At-Large Member of the Puerto Rico House of Representatives
- In office 1984–1996

Personal details
- Born: April 10, 1945 San Juan, Puerto Rico
- Died: May 4, 2013 (aged 68) San Juan, Puerto Rico
- Party: Movimiento Unión Soberanista (MUS) Puerto Rican Independence Party (PIP)
- Spouse: Carmen Costas
- Alma mater: University of Puerto Rico (BA) University of Puerto Rico School of Law (JD)
- Occupation: Attorney, legislator, politician, political analyst

= David Noriega Rodríguez =

Puerto Rican politician

David Noriega Rodríguez (April 10, 1945 – May 4, 2013) was a Puerto Rican lawyer, politician, and political analyst. He was one of the most relevant political figures in Puerto Rico during the last two decades of the 20th century, when he was a member of the Puerto Rican Independence Party (PIP). Noriega ran for Governor of Puerto Rico at the 1996 general elections. Noriega became known as the "People's Prosecutor" because of his active role in pursuing government corruption. His legislative investigations led to the discovery of many political corruption scandals that he referred to the US Federal Government. In later years, Noriega served as a political analyst for various television and news programs.

==Early years and studies==
David Noriega Rodríguez was born in 1945. His father was Elías Noriega Martínez. Noriega studied political science at the University of Puerto Rico. He then completed a degree in law.

==Political career==
Noriega's political career began in the late 1960s, after being elected as president of the General Council of the University of Puerto Rico in the year 1967. He was also Secretary of the Youth of the PIP in 1968. Two years later, he was elected as Secretary of the party.

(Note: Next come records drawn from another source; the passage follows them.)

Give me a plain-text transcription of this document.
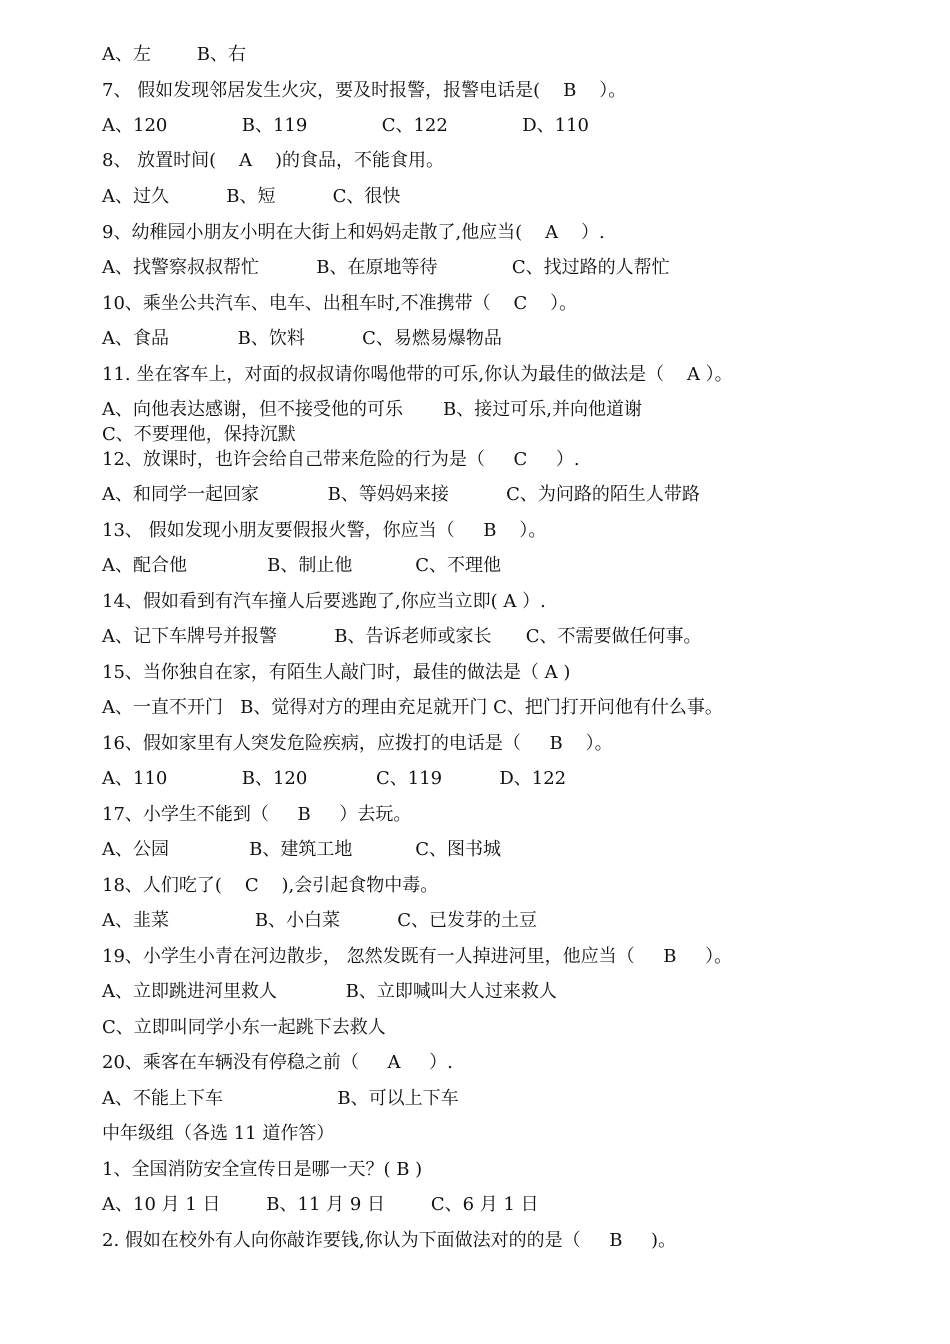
A、左        B、右
7、 假如发现邻居发生火灾，要及时报警，报警电话是(    B    ）。
A、120             B、119             C、122             D、110
8、 放置时间(    A    )的食品，不能食用。
A、过久          B、短          C、很快
9、幼稚园小朋友小明在大街上和妈妈走散了,他应当(    A    ）.
A、找警察叔叔帮忙          B、在原地等待             C、找过路的人帮忙
10、乘坐公共汽车、电车、出租车时,不准携带（    C    ）。
A、食品            B、饮料          C、易燃易爆物品
11. 坐在客车上，对面的叔叔请你喝他带的可乐,你认为最佳的做法是（    A ）。
A、向他表达感谢，但不接受他的可乐       B、接过可乐,并向他道谢
C、不要理他，保持沉默
12、放课时，也许会给自己带来危险的行为是（     C     ）.
A、和同学一起回家            B、等妈妈来接          C、为问路的陌生人带路
13、 假如发现小朋友要假报火警，你应当（     B    ）。
A、配合他              B、制止他           C、不理他
14、假如看到有汽车撞人后要逃跑了,你应当立即( A ）.
A、记下车牌号并报警          B、告诉老师或家长      C、不需要做任何事。
15、当你独自在家，有陌生人敲门时，最佳的做法是（ A )
A、一直不开门   B、觉得对方的理由充足就开门 C、把门打开问他有什么事。
16、假如家里有人突发危险疾病，应拨打的电话是（     B    ）。
A、110             B、120            C、119          D、122
17、小学生不能到（     B     ）去玩。
A、公园              B、建筑工地           C、图书城
18、人们吃了(    C    ),会引起食物中毒。
A、韭菜               B、小白菜          C、已发芽的土豆
19、小学生小青在河边散步， 忽然发既有一人掉进河里，他应当（     B     ）。
A、立即跳进河里救人            B、立即喊叫大人过来救人
C、立即叫同学小东一起跳下去救人
20、乘客在车辆没有停稳之前（     A     ）.
A、不能上下车                    B、可以上下车
中年级组（各选 11 道作答）
1、全国消防安全宣传日是哪一天？( B )
A、10 月 1 日        B、11 月 9 日        C、6 月 1 日
2. 假如在校外有人向你敲诈要钱,你认为下面做法对的的是（     B     )。
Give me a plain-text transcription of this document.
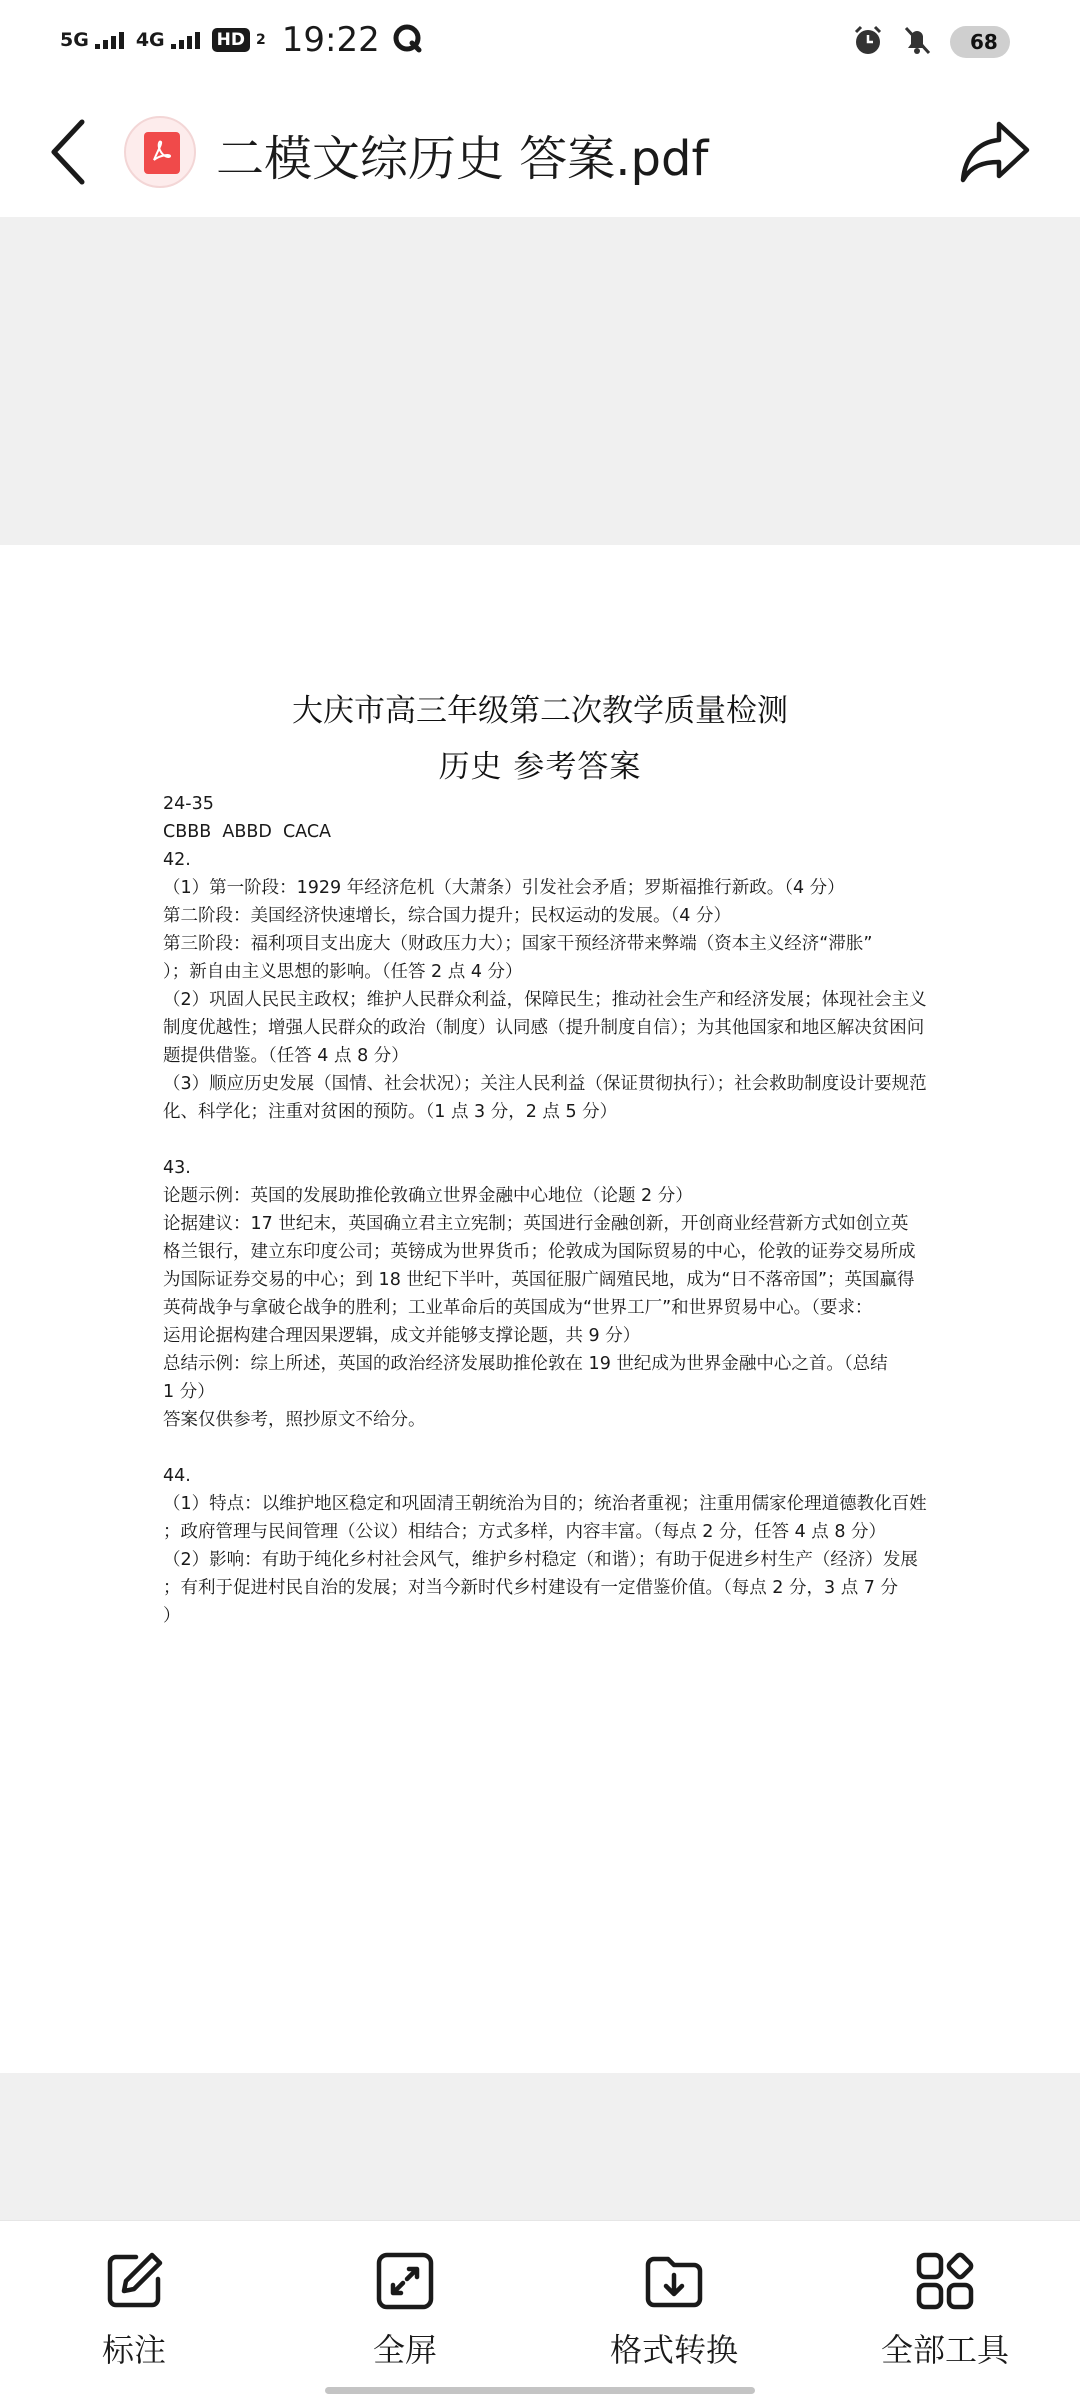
5G 4G	HD 2 19:22	68
二模文综历史 答案.pdf
大庆市高三年级第二次教学质量检测
历史 参考答案
24-35
CBBB  ABBD  CACA
42.
（1）第一阶段：1929 年经济危机（大萧条）引发社会矛盾；罗斯福推行新政。（4 分）
第二阶段：美国经济快速增长，综合国力提升；民权运动的发展。（4 分）
第三阶段：福利项目支出庞大（财政压力大）；国家干预经济带来弊端（资本主义经济“滞胀”
）；新自由主义思想的影响。（任答 2 点 4 分）
（2）巩固人民民主政权；维护人民群众利益，保障民生；推动社会生产和经济发展；体现社会主义
制度优越性；增强人民群众的政治（制度）认同感（提升制度自信）；为其他国家和地区解决贫困问
题提供借鉴。（任答 4 点 8 分）
（3）顺应历史发展（国情、社会状况）；关注人民利益（保证贯彻执行）；社会救助制度设计要规范
化、科学化；注重对贫困的预防。（1 点 3 分，2 点 5 分）
43.
论题示例：英国的发展助推伦敦确立世界金融中心地位（论题 2 分）
论据建议：17 世纪末，英国确立君主立宪制；英国进行金融创新，开创商业经营新方式如创立英
格兰银行，建立东印度公司；英镑成为世界货币；伦敦成为国际贸易的中心，伦敦的证券交易所成
为国际证券交易的中心；到 18 世纪下半叶，英国征服广阔殖民地，成为“日不落帝国”；英国赢得
英荷战争与拿破仑战争的胜利；工业革命后的英国成为“世界工厂”和世界贸易中心。（要求：
运用论据构建合理因果逻辑，成文并能够支撑论题，共 9 分）
总结示例：综上所述，英国的政治经济发展助推伦敦在 19 世纪成为世界金融中心之首。（总结
1 分）
答案仅供参考，照抄原文不给分。
44.
（1）特点：以维护地区稳定和巩固清王朝统治为目的；统治者重视；注重用儒家伦理道德教化百姓
；政府管理与民间管理（公议）相结合；方式多样，内容丰富。（每点 2 分，任答 4 点 8 分）
（2）影响：有助于纯化乡村社会风气，维护乡村稳定（和谐）；有助于促进乡村生产（经济）发展
；有利于促进村民自治的发展；对当今新时代乡村建设有一定借鉴价值。（每点 2 分，3 点 7 分
）
标注	全屏	格式转换	全部工具
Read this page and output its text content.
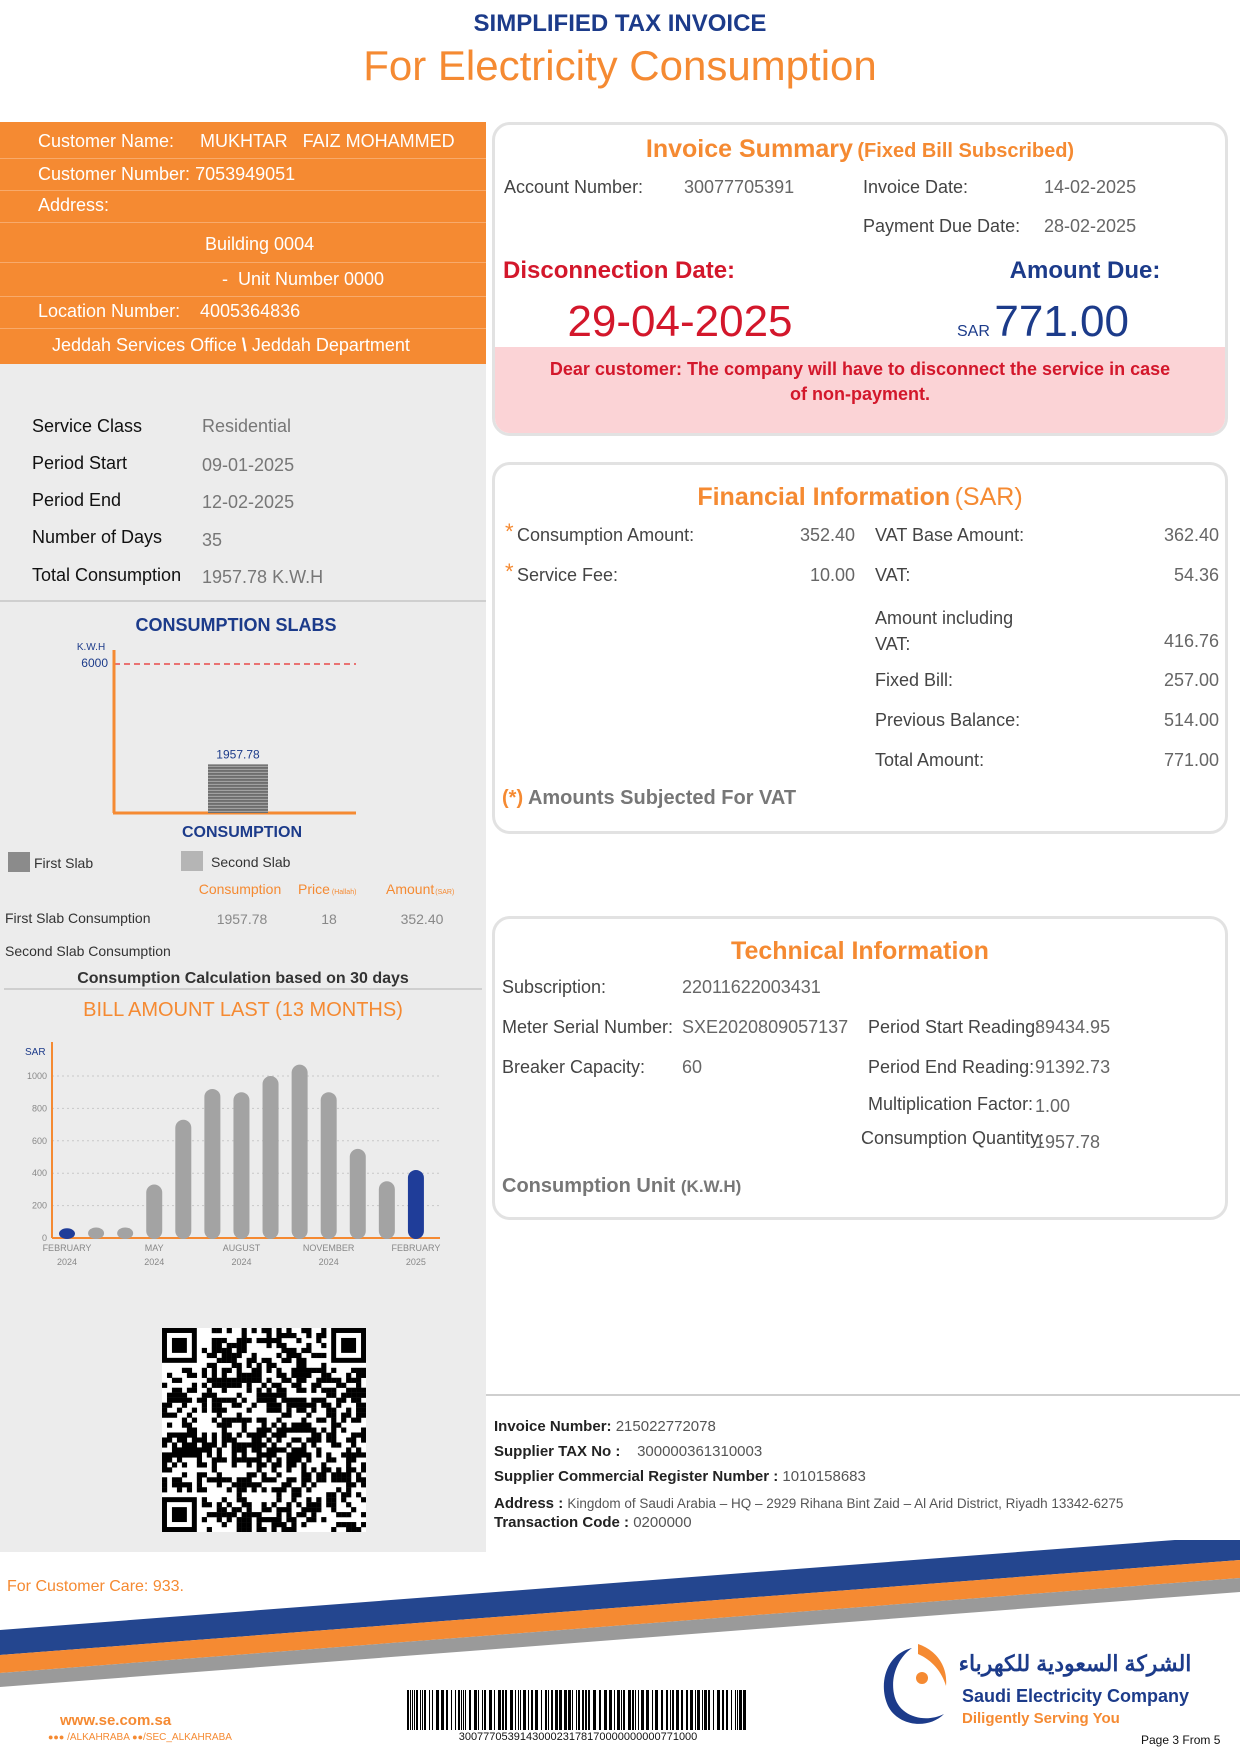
SIMPLIFIED TAX INVOICE
For Electricity Consumption
Customer Name: MUKHTAR   FAIZ MOHAMMED
Customer Number: 7053949051
Address:
Building 0004
-  Unit Number 0000
Location Number: 4005364836
Jeddah Services Office \ Jeddah Department
Service Class	Residential
Period Start	09-01-2025
Period End	12-02-2025
Number of Days 35
Total Consumption 1957.78 K.W.H
CONSUMPTION SLABS
K.W.H
6000
1957.78
CONSUMPTION
First Slab	Second Slab
Consumption Price (Hallah) Amount(SAR)
First Slab Consumption	1957.78	18	352.40
Second Slab Consumption
Consumption Calculation based on 30 days
BILL AMOUNT LAST (13 MONTHS)
SAR
0
200
400
600
800
1000
FEBRUARY
2024
MAY
2024
AUGUST
2024
NOVEMBER
2024
FEBRUARY
2025
Invoice Summary (Fixed Bill Subscribed)
Account Number: 30077705391	Invoice Date:	14-02-2025
Payment Due Date: 28-02-2025
Disconnection Date:	Amount Due:
29-04-2025	SAR 771.00
Dear customer: The company will have to disconnect the service in case of non-payment.
Financial Information (SAR)
* Consumption Amount:	352.40
* Service Fee:	10.00
VAT Base Amount:	362.40
VAT:	54.36
Amount including VAT:	416.76
Fixed Bill:	257.00
Previous Balance:	514.00
Total Amount:	771.00
(*) Amounts Subjected For VAT
Technical Information
Subscription:	22011622003431
Meter Serial Number: SXE2020809057137
Breaker Capacity: 60
Period Start Reading:
89434.95
Period End Reading: 91392.73
Multiplication Factor: 1.00
Consumption Quantity:
1957.78
Consumption Unit (K.W.H)
Invoice Number: 215022772078
Supplier TAX No : 300000361310003
Supplier Commercial Register Number : 1010158683
Address : Kingdom of Saudi Arabia – HQ – 2929 Rihana Bint Zaid – Al Arid District, Riyadh 13342-6275
Transaction Code : 0200000
For Customer Care: 933.
300777053914300023178170000000000771000
www.se.com.sa
●●● /ALKAHRABA ●●/SEC_ALKAHRABA
الشركة السعودية للكهرباء
Saudi Electricity Company
Diligently Serving You
Page 3 From 5
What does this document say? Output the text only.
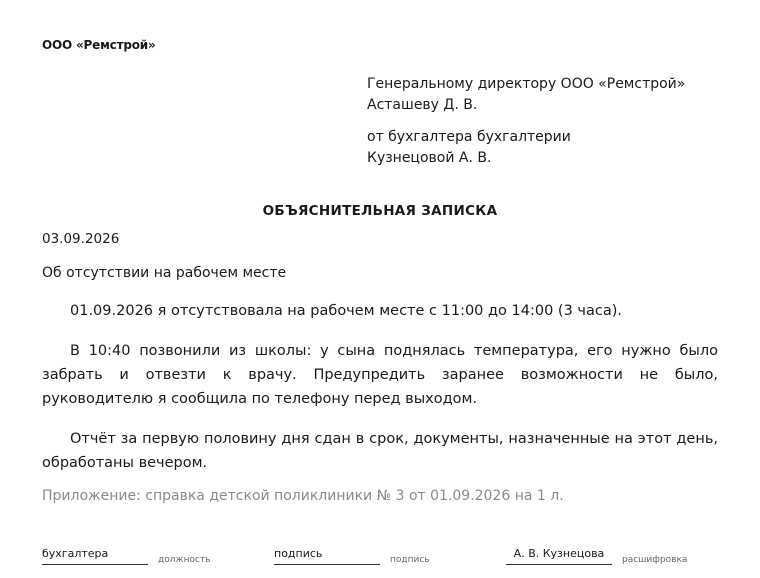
ООО «Ремстрой»
Генеральному директору ООО «Ремстрой»
Асташеву Д. В.
от бухгалтера бухгалтерии
Кузнецовой А. В.
ОБЪЯСНИТЕЛЬНАЯ ЗАПИСКА
03.09.2026
Об отсутствии на рабочем месте
01.09.2026 я отсутствовала на рабочем месте с 11:00 до 14:00 (3 часа).
В 10:40 позвонили из школы: у сына поднялась температура, его нужно было забрать и отвезти к врачу. Предупредить заранее возможности не было, руководителю я сообщила по телефону перед выходом.
Отчёт за первую половину дня сдан в срок, документы, назначенные на этот день, обработаны вечером.
Приложение: справка детской поликлиники № 3 от 01.09.2026 на 1 л.
бухгалтера	должность	подпись	подпись	А. В. Кузнецова	расшифровка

In 1979, Noriega also served as Secretary of Legislative Affairs for the PIP, and in 1980 served as Electoral Commissioner.

Noriega was first elected to the House of Representatives at the 1984 general elections, and was reelected for two additional terms in 1988 and 1992. In all elections, he was the candidate with the most votes from all parties. As a member of the House of Representatives, Noriega was instrumental in exposing the corruption scandal in the AIDS Institute of San Juan.

Noriega was the gubernatorial candidate of the PIP in the 1996 general elections. He received 3.8% of the votes.

Because of differences with the leadership of the PIP, he resigned from the party in the late 1990s. Noriega was one of the voices that promoted abstention for the 1998 status referendum. This, despite the fact that the PIP gave his full support to a direct vote in favor of independence.

==Fight against corruption==
During the late 1990s, Noriega became renowned for his work in the famous case of the "carpetas". The "carpetas" were secret dossiers on independence supporters that were maintained by local police with help from federal authorities. These dossiers were used as instruments of persecution against those who sought political independence for the island. Noriega was one of the plaintiffs in the case held against the Government of Puerto Rico. The lawsuit led to the opening of the files and passage of legislation banning such ideological persecution.

In the first years of the 2000s, Noriega was named by Governor Sila María Calderón Serra (of the Popular Democratic Party) to head the "Comisión Independiente de Ciudadanos para Evaluar Transacciones Gubernamentales", also called as the Blue-Ribbon Commission, to investigate government corruption.

==Later years==
Noriega later returned to his practice of law, and also served as a political analyst in Puerto Rican radio and news programs.

During his last years, Noriega was one of the founders of the Movimiento Unión Soberanista, a new party promoting the sovereignty of Puerto Rico. He also served as member of the board of directors of the party which participated in the 2012 general elections.

== Personal life ==
Noriega was married to Carmencita Costas. They had three children together: Rebeca, David, and Javier.

== Illness and death ==
On March 26, 2013, Noriega confirmed that he was suffering from cancer, and was undergoing treatment for it. He died of pancreatic cancer in the morning of May 4, 2013. As a result, Governor Alejandro García Padilla declared two days of mourning.